Hijrah Ibrahim di Era Serba Instan: Belajar Ikhlas di Tengah Budaya Serba Cepat

PWMJATENG.COM – Di tengah era serba cepat dan instan, kehidupan manusia dipenuhi dengan keinginan serba segera. Segala hal diukur dari kecepatan respons, hasil cepat, dan pencapaian instan. Namun, dalam derasnya arus modernitas ini, kisah hijrah Nabi Ibrahim ‘alaihissalam memberikan pelajaran mendalam tentang makna ikhlas, sabar, dan tunduk total kepada kehendak Ilahi.
Hijrah Nabi Ibrahim bukan sekadar perpindahan geografis, melainkan perjalanan spiritual yang penuh pengorbanan. Ia rela meninggalkan kampung halamannya, keluarga, bahkan menempatkan putra tercintanya di padang gersang atas perintah Allah. Keputusan itu bukan karena alasan duniawi, melainkan buah dari keyakinan dan kepatuhan yang tulus kepada Sang Pencipta.
Allah berfirman:
وَإِذِ ٱبْتَلَىٰٓ إِبْرَٰهِيمَ رَبُّهُۥ بِكَلِمَٰتٍۢ فَأَتَمَّهُنَّ ۖ
“Dan (ingatlah), ketika Ibrahim diuji Tuhannya dengan beberapa kalimat (perintah dan larangan), lalu Ibrahim menunaikannya dengan sempurna.” (QS. Al-Baqarah: 124)
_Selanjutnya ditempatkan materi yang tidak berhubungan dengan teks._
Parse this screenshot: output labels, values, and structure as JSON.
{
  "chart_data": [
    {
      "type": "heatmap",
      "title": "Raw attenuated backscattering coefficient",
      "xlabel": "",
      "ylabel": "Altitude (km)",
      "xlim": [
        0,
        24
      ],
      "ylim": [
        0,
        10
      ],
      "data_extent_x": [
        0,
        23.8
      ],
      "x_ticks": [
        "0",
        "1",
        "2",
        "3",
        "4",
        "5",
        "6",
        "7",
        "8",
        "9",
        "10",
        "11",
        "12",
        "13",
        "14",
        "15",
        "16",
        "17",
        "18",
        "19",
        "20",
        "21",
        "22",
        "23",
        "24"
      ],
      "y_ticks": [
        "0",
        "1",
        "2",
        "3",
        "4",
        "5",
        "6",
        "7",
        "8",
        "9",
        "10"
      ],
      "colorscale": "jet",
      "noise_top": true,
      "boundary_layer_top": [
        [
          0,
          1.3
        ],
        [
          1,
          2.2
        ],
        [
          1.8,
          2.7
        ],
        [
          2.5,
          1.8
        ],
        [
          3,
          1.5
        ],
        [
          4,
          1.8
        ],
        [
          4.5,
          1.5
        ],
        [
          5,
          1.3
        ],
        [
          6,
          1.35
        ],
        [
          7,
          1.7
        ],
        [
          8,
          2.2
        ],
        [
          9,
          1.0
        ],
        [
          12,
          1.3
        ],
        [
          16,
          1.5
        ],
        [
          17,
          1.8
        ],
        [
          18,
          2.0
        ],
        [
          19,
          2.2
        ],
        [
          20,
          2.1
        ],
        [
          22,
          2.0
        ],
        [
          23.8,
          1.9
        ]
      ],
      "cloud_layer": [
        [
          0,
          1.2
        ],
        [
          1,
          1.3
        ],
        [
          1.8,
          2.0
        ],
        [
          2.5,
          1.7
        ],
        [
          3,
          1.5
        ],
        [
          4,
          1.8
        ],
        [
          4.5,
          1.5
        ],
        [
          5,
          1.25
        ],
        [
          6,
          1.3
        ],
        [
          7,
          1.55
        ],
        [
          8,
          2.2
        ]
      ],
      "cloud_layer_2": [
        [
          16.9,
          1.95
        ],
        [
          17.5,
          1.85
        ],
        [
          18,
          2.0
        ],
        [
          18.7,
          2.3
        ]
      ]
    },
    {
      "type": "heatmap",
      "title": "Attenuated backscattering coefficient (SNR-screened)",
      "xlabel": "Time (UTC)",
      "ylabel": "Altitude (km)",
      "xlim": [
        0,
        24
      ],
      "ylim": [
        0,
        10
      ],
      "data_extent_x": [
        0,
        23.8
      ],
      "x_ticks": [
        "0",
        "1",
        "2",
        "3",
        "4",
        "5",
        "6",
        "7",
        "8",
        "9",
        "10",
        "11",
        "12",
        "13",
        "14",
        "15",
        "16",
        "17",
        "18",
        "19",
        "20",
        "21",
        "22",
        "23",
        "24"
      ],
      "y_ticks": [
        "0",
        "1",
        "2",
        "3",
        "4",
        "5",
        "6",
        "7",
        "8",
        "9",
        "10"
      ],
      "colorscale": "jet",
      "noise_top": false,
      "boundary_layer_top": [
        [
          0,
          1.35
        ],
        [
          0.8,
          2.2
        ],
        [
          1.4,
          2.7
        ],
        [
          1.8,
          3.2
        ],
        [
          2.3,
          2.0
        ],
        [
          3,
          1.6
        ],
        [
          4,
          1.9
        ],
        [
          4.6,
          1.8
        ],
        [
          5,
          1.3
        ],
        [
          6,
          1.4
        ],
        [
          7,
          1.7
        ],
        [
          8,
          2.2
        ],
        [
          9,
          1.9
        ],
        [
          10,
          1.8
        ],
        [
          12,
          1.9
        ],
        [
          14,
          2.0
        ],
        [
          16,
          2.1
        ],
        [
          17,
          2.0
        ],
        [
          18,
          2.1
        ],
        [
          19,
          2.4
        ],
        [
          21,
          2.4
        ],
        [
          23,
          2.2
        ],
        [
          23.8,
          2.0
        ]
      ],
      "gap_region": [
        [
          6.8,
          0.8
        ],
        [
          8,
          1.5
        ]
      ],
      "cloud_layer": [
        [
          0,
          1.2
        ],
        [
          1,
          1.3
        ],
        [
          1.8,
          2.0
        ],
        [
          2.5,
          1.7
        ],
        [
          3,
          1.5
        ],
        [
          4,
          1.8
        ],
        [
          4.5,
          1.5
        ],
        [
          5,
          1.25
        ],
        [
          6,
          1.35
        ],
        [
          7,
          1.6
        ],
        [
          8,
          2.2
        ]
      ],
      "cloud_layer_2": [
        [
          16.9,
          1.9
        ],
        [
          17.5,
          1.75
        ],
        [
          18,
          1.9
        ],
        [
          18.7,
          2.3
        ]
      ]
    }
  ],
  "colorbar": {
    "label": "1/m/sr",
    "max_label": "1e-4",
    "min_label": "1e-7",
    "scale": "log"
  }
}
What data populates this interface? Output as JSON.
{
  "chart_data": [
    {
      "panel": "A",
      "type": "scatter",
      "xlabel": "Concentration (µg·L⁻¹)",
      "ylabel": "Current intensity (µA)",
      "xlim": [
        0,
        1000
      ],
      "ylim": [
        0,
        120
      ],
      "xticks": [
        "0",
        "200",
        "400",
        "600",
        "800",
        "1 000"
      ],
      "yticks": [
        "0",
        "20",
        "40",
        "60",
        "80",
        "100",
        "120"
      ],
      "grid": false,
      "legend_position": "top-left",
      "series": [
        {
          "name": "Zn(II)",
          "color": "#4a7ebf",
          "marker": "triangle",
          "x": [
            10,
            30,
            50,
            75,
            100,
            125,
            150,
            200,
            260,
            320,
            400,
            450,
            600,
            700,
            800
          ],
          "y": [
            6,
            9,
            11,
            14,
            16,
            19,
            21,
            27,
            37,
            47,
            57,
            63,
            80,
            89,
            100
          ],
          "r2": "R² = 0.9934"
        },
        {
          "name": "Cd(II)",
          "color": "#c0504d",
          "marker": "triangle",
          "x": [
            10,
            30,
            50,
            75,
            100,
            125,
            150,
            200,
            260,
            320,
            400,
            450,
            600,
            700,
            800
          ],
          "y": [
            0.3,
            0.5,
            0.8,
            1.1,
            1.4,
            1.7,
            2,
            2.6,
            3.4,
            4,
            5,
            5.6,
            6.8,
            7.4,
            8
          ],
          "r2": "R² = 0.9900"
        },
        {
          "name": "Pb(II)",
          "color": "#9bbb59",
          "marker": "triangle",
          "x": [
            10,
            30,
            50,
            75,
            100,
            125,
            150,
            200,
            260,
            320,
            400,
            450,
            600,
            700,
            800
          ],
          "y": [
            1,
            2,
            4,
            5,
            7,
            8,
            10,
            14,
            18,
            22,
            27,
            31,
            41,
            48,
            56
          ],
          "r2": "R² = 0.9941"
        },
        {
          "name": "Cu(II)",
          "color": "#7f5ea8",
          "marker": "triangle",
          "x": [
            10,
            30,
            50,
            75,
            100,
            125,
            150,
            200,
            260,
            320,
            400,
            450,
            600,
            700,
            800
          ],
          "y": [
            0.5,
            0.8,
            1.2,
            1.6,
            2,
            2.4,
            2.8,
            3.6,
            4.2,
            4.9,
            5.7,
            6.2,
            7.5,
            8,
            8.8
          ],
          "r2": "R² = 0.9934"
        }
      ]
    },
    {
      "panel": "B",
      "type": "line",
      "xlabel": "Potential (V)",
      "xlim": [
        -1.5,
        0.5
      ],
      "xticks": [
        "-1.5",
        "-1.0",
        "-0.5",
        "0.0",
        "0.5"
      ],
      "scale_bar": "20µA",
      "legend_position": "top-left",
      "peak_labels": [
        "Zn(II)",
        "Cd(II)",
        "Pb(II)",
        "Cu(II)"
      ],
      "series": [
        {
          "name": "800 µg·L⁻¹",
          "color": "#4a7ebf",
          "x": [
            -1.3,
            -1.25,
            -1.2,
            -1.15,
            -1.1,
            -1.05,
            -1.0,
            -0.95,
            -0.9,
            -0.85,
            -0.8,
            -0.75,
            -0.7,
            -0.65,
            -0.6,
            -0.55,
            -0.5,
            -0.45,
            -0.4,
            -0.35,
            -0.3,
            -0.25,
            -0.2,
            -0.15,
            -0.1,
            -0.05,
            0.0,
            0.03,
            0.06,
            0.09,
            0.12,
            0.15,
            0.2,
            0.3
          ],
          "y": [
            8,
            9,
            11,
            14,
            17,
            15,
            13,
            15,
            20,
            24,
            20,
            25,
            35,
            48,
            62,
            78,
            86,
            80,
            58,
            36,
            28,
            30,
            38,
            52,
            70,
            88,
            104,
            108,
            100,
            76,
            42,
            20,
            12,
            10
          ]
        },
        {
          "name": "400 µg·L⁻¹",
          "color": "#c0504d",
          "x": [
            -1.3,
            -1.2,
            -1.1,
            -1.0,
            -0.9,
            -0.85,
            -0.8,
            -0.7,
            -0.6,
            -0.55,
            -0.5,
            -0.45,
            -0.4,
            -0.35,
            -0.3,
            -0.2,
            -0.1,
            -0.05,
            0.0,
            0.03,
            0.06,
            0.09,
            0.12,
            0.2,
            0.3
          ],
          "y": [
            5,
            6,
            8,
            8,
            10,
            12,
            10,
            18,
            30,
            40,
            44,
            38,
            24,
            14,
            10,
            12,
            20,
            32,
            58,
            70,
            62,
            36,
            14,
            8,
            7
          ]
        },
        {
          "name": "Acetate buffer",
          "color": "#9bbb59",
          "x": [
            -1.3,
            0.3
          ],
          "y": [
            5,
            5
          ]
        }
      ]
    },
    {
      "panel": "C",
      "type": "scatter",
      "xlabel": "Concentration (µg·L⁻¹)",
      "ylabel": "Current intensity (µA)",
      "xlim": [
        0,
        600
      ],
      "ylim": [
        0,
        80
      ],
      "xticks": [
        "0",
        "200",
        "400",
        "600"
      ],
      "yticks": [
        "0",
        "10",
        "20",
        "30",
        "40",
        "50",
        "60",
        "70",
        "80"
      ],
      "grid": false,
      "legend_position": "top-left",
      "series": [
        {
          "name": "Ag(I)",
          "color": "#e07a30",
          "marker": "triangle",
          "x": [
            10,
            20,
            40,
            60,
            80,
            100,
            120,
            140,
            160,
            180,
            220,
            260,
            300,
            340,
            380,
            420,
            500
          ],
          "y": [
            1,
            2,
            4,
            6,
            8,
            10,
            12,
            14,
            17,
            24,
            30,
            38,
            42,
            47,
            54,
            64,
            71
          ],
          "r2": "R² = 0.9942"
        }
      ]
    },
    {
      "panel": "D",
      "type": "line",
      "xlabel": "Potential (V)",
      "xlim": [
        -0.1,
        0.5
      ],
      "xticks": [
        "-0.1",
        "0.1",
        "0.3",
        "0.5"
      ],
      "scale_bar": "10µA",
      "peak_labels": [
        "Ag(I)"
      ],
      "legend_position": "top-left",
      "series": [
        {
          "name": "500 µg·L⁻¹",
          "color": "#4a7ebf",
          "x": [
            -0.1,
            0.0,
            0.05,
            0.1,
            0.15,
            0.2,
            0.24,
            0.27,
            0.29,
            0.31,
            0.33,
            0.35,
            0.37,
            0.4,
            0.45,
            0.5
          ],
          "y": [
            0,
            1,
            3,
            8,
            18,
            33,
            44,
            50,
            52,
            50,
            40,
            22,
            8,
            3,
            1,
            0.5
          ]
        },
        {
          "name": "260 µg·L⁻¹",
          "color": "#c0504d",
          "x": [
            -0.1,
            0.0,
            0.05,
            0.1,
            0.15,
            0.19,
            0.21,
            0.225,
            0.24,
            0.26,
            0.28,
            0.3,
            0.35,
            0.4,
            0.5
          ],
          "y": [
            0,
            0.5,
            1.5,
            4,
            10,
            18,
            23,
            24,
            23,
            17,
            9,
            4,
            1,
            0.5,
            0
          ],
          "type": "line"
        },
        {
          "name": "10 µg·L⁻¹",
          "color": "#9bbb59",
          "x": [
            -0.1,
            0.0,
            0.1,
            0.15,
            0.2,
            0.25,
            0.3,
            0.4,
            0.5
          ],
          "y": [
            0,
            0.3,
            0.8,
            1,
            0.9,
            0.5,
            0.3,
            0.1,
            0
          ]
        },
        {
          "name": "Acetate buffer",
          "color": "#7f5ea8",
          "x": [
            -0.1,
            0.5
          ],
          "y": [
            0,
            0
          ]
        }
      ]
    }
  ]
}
Ayat ini menegaskan bahwa Ibrahim adalah sosok yang tidak hanya diuji, tetapi juga berhasil menunaikan seluruh ujian dengan sempurna. Ia tidak memilih jalan pintas dalam taat, tidak mempersoalkan perintah Tuhan meski tak sejalan dengan logika manusia. Inilah esensi dari ikhlas—melakukan sesuatu semata-mata karena Allah, bukan karena kepentingan pribadi atau pengakuan publik.
Dalam budaya hari ini, di mana orang ingin cepat viral, cepat sukses, dan enggan bersabar, teladan Ibrahim terasa asing namun relevan. Kita seringkali enggan menunggu proses. Bahkan dalam beribadah pun, sering terdengar keluhan “kok belum terkabul juga?”, seolah Allah harus mengikuti timeline keinginan manusia.
Baca juga, Krisis Identitas Muslim Urban: Antara Tradisi, Modernitas, dan Spiritualitas
Padahal, keikhlasan sejati justru teruji dalam proses panjang dan dalam kesabaran yang tidak dihargai manusia. Nabi Ibrahim mengajarkan bahwa ketulusan kepada Allah tidak membutuhkan sorotan dunia. Saat ia meninggalkan Hajar dan Ismail di padang tandus, tidak ada satu pun manusia yang melihatnya, namun Allah melihat dan mencatat pengorbanannya.
Firman Allah:
رَبَّنَآ إِنِّىٓ أَسْكَنتُ مِن ذُرِّيَّتِى بِوَادٍ غَيْرِ ذِى زَرْعٍ عِندَ بَيْتِكَ ٱلْمُحَرَّمِ
“Ya Tuhan kami, sesungguhnya aku telah menempatkan sebagian keturunanku di lembah yang tidak mempunyai tanam-tanaman di dekat rumah-Mu (Baitullah) yang dihormati…” (QS. Ibrahim: 37)
Dari ayat ini, jelas bahwa hijrah Ibrahim bukan langkah pragmatis, tapi spiritual. Ia mengorbankan kenyamanan demi menjalankan amanat Tuhan. Dalam konteks kekinian, ini seperti seseorang yang rela menunda kesuksesan duniawi karena memilih integritas, kejujuran, dan nilai-nilai ketauhidan.
Belajar dari Ibrahim, hijrah hari ini tidak melulu tentang berpindah tempat atau penampilan luar. Hijrah sejati adalah berpindah dari ketergantungan pada dunia menuju ketundukan pada kehendak Ilahi. Butuh kesabaran, ketekunan, dan ikhlas yang tidak terikat pujian.
Imam Ibnul Qayyim berkata, “Hijrah memiliki dua jenis: hijrah fisik dan hijrah hati. Dan yang lebih berat adalah hijrah hati karena ia menuntut perubahan niat dan kemurnian tujuan.”
Dalam era serba cepat ini, kita diuji dengan budaya instan. Namun, Islam mengajarkan bahwa segala yang bernilai tinggi lahir dari proses panjang, sebagaimana Ibrahim membangun fondasi ketauhidan dengan pengorbanan bertahun-tahun. Ia tidak tergesa, tidak pula kecewa atas keterlambatan pertolongan, karena ia tahu bahwa janji Allah selalu benar, meski terkadang datang di waktu yang tidak kita duga.